1. Segment/Personalize: Personalize doesn’t take it in sense taking the name with priority in the subject line and then followed with some base information. If you are segmenting your list in any way, then each segment should likely receive appropriate and different subject lines.

2. “Brand” Your Subject Line: Practice that has really taken hold in the last year or two is including the name of your company or newsletter/promotion in the subject line, usually at the front and they are enclosed in brackets for notice.

3. Use a Consistent Style: While subject lines should obviously be different each time, and should be trusted at the first sight with the recognized recipient

4. Have Someone Else Write, Edit or Review Subject Lines: Have someone other than the person who creates the email itself write, edit or at least review the subject line. Use this person like a newspaper headline writer and have them push your copy to another level of relevance and creativity.

5. Send Subject Lines to You: One of the best gauges of the strength of a subject line is to send sample emails with different subject lines to yourself.

6. AOL Subscribers: If you have a high number of AOL subscribers, we generally recommend that you create different versions of your emails. Use peculiar small and more conservative subject lines and include your company or newsletter name, as the AOL client displays the from email address in the inbox, not the from name.

7. “Listen” – Monitor Your Inbox for Ideas: The greatest inspiration for writing subject lines may come from monitoring your own inbox. What type of subject lines intrigues your interest and motivate you to open them immediately? Which kind do you not delete or file, but generally never go back and open?

8. Track Which Subject Line Types Work Best for You: Track and analyze the type of subject lines that produce the best open and click-through rates. open rates give the complete measure of the subject line to drive the complete recipients for the action purpose click on a specific link or links.
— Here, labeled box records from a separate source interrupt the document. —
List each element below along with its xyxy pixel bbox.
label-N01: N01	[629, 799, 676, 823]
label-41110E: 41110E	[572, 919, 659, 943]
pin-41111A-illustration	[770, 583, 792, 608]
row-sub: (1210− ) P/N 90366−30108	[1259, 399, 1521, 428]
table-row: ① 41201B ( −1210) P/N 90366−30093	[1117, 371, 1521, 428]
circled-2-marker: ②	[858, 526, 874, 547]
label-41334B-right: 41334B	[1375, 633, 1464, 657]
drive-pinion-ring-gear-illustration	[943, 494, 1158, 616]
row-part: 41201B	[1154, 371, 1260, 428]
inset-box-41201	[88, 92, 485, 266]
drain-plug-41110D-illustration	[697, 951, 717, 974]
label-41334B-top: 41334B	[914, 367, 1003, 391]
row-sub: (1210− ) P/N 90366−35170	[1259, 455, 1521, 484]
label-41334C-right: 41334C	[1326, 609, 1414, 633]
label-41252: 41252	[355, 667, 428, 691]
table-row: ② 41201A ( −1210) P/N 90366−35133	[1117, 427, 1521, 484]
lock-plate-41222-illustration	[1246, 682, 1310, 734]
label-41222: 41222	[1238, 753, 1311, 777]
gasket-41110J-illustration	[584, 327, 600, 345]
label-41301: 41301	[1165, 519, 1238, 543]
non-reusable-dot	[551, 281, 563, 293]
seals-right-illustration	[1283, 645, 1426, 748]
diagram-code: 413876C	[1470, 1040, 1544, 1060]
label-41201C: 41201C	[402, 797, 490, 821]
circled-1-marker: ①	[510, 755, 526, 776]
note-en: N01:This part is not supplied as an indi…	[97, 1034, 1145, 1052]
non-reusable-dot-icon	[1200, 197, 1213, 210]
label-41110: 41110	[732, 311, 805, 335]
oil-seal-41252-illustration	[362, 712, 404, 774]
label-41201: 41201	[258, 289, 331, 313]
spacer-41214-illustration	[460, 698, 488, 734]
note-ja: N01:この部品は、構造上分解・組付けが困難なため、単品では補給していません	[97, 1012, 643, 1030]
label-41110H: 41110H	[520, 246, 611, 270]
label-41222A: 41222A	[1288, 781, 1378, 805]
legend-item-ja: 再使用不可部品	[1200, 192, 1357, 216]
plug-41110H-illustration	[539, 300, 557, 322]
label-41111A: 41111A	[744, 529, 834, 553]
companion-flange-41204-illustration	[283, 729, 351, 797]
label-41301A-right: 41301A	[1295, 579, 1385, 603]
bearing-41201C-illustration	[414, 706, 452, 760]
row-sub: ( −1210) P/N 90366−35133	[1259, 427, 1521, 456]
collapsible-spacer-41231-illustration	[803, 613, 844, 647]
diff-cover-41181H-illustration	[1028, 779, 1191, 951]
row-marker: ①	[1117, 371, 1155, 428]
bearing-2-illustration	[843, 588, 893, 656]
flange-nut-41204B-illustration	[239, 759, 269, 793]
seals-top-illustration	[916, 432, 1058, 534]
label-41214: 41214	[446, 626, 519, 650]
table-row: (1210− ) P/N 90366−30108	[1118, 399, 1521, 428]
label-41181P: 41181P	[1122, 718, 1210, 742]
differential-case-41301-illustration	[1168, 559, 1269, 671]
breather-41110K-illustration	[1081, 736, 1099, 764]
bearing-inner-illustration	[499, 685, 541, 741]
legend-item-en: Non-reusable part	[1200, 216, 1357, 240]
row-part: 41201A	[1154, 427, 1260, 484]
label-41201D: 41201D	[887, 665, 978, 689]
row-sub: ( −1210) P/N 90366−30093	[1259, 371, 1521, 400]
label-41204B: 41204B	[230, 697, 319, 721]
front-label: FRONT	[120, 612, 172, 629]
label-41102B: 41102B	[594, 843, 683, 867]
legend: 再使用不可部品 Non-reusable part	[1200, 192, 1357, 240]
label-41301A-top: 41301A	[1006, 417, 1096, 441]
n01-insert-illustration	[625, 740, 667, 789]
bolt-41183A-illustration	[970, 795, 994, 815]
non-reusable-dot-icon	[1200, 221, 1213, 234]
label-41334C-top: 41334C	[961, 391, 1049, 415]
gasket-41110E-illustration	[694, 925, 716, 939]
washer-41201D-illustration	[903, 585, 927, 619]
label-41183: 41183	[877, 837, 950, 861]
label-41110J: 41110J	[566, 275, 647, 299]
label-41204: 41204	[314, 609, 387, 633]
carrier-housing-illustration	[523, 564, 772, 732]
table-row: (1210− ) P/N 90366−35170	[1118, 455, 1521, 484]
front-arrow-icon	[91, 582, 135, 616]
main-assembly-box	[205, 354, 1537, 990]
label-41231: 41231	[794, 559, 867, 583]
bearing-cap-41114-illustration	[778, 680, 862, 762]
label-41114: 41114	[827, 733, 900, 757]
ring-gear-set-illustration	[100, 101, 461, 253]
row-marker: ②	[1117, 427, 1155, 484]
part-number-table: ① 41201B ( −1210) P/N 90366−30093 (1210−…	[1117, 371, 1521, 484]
9. Think Context – “Google Apologizes”: Get to know all your subscribers. What are they thinking about, what’s in the news, what events and holidays are coming up? One of the best subject lines I’ve seen in years was one that was appeared in the December 2003 newsletter from Web Pro News. The subject line was simply “Google Apologizes.”

10. Test Length – Short versus Long: Analysis of data from our client base suggests that subject lines of less than 50 characters achieve higher open rates than those of 50 or more characters. That being said, there is much debate about shorter versus longer subject lines that encompass more information for recipients. Test various styles and lengths and see what generates the best results with your recipients.

11. Focus: Avoid The Generic and Boring: Don’t be afraid to be very specific in subject lines. Many email marketers use broad and generic subject lines, such as “May 2004 Newsletter” because they fear that a specific subject line may not resonate with all readers. First, remember that generally, only 25 to 50 percent of your recipients are opening your emails, to begin with.

12. Write It Early: Perhaps the most common mistake email marketers make is waiting till the last minute to get framed with the subject lines. Don’t. While everything is still fresh, jot down potential subject lines for your next email. As you pull together your email content, continue drafting up various subject lines allowing you to just tweak or decide which version to use – rather than starting from scratch at the last minute.

13. Push the Envelope: Never step back to use a subject line with creative or aggressive in nature. Try some new styles and test them via split tests. Monitor the results across all metrics open rates, click-through rates, spam complaints, bounce rates and unsubscribe to make sure that a bump in your open rate didn’t lead to an increase in unsubscribing, bounces and spam complaints.

14. Test: The most certain way to know if something is working is to test it. Subject lines are, in fact, the easiest component of email marketing to test. Split and check thoroughly. A key is to test types of subject lines so that you can carry the learning into future distributions. Secondly, you should test at least a few times to make sure your findings were correct.